Sunday, November 28, 2004

Me, The Holidays, and The Baby Jesus: Learning to Love Again

Thanksgiving was lovely. My family went to the home of some close family friends who invited several other families from the same old crowd at my parent's church. It was like a large family and made me grateful for the community where I was raised. All those kids are like my cousins and all their parents my aunts and uncles.

The only slight drawback to a large mixed holiday gathering is that every single family cannot observe every single tradition so Saturday night my parents had my sister and I over for "the good dressing" and to start Christmas decorating. As I sat on the floor of the living room waiting for my mother to drop the cable to another part of the living room (don't make me explain, it involved a television move), I was able to rediscover my mother's vast Precious Moments collection. If you don't remember the pastel runny-eyed porcelain children that I shared a home with for the first 22 years of my life then you obviously lived on a different hemisphere in the 70's and 80's. I resisted the urge to "accidently" break this one and made a mental note to check collector's prices soon as I can just picture my sister and I when the time comes to move them out of that house.

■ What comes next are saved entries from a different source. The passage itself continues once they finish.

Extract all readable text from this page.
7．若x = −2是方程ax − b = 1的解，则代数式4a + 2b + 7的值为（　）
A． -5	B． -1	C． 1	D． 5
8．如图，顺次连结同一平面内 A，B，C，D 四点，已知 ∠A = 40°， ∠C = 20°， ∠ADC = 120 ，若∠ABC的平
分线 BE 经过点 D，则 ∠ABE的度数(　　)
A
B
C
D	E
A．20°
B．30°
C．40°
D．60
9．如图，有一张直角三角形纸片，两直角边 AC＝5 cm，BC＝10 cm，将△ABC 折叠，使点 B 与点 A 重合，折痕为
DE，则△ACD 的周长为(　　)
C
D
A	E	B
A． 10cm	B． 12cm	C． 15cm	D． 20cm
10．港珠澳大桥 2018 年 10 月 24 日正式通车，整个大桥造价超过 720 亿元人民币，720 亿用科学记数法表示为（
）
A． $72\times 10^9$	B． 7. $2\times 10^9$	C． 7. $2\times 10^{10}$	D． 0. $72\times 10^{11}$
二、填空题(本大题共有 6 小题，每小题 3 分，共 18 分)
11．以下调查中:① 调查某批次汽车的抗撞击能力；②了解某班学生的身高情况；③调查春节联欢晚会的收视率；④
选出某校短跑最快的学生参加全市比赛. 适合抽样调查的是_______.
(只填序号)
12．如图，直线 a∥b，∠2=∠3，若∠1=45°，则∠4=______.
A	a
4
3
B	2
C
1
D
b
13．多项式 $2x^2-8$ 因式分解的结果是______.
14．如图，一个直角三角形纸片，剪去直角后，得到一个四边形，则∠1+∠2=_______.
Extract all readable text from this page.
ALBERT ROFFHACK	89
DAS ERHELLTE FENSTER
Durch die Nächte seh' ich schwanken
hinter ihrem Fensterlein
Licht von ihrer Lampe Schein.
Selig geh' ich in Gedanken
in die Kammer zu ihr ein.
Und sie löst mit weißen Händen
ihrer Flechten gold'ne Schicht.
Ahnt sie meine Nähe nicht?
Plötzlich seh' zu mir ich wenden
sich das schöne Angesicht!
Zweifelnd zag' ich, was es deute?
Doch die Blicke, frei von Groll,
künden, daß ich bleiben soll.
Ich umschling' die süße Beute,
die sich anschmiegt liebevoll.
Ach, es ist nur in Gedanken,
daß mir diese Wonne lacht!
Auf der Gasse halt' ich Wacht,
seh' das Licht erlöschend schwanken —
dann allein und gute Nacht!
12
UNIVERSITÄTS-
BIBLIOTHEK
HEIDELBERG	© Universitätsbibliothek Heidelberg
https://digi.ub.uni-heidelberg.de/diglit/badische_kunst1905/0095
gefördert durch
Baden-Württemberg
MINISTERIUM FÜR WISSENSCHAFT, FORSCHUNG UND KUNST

This Christmas, I need to figure out how to find a healthy relationship with the baby Jesus. I mean, I love him as an adult, I really really do but this is my first non retail Christmas in 5 years and well, I just don't like Christmas. I mean, I like it once I am out of school and have time to exhale from working two jobs but advent? Not so much. I am excited to be making a lot of gifts and avoiding too much shopping. Perhaps avoiding all malls will help with the creeping bitterness I find at this most wonderful time of the year. Perhaps by the next time I speak to you, internet, I will be decked in tinsel and singing carols with all my angst behind me.

Perhaps not. But it can't be as bad as it is when I spend my nights pimping lotion.